Zappelin® - Wirbelwind und Sonnenschein

Zappelin® ist ein homöopathisches Arzneimittel zur Behandlung von nervösen Störungen mit Unruhe. Die homöopathische Zusammensetzung aus vier aufeinander abgestimmten Inhaltsstoffen reguliert auf sanfte und natürliche Weise den kindlichen Organismus und unterstützt so die Wiederherstellung des inneren Gleichgewichts bei Überaktivität, Impulsivität, Unaufmerksamkeit und Schlafstörungen.

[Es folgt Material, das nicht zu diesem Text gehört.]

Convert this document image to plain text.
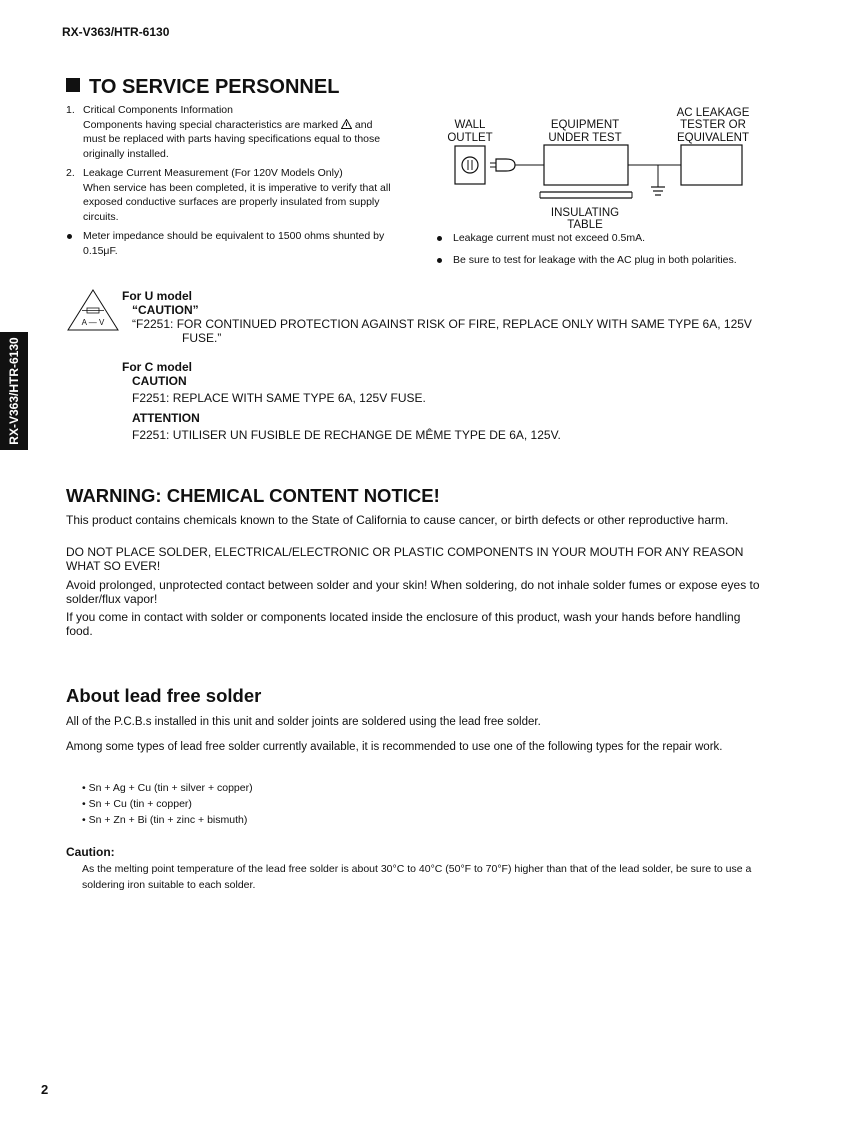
RX-V363/HTR-6130
RX-V363/HTR-6130
TO SERVICE PERSONNEL
1. Critical Components Information
Components having special characteristics are marked and must be replaced with parts having specifications equal to those originally installed.
2. Leakage Current Measurement (For 120V Models Only)
When service has been completed, it is imperative to verify that all exposed conductive surfaces are properly insulated from supply circuits.
Meter impedance should be equivalent to 1500 ohms shunted by 0.15μF.
WALL
OUTLET
EQUIPMENT
UNDER TEST
AC LEAKAGE
TESTER OR
EQUIVALENT
INSULATING
TABLE
Leakage current must not exceed 0.5mA.
Be sure to test for leakage with the AC plug in both polarities.
A — V
For U model
“CAUTION”
“F2251: FOR CONTINUED PROTECTION AGAINST RISK OF FIRE, REPLACE ONLY WITH SAME TYPE 6A, 125V FUSE.”
For C model
CAUTION
F2251: REPLACE WITH SAME TYPE 6A, 125V FUSE.
ATTENTION
F2251: UTILISER UN FUSIBLE DE RECHANGE DE MÊME TYPE DE 6A, 125V.
WARNING: CHEMICAL CONTENT NOTICE!
This product contains chemicals known to the State of California to cause cancer, or birth defects or other reproductive harm.
DO NOT PLACE SOLDER, ELECTRICAL/ELECTRONIC OR PLASTIC COMPONENTS IN YOUR MOUTH FOR ANY REASON WHAT SO EVER!
Avoid prolonged, unprotected contact between solder and your skin! When soldering, do not inhale solder fumes or expose eyes to solder/flux vapor!
If you come in contact with solder or components located inside the enclosure of this product, wash your hands before handling food.
About lead free solder
All of the P.C.B.s installed in this unit and solder joints are soldered using the lead free solder.
Among some types of lead free solder currently available, it is recommended to use one of the following types for the repair work.
• Sn + Ag + Cu (tin + silver + copper)
• Sn + Cu (tin + copper)
• Sn + Zn + Bi (tin + zinc + bismuth)
Caution:
As the melting point temperature of the lead free solder is about 30°C to 40°C (50°F to 70°F) higher than that of the lead solder, be sure to use a soldering iron suitable to each solder.
2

Zappelin® Globuli decken ein breit gefächertes Bild aus unterschiedlichen Symptomen im Zusammenhang mit nervösen Störungen und Unruhe ab. Im Gegensatz zu vielen chemisch-synthetischen Arzneimitteln kommt es bei der Anwendung von Zappelin® Globuli zu keinen Nebenwirkungen wie z.B. der Beeinträchtigung des Reaktionsvermögens oder Tagesmüdigkeit.

Die Verabreichung von Globuli wird dank ihrer Größe und des Geschmacks von Kindern besonders gut toleriert.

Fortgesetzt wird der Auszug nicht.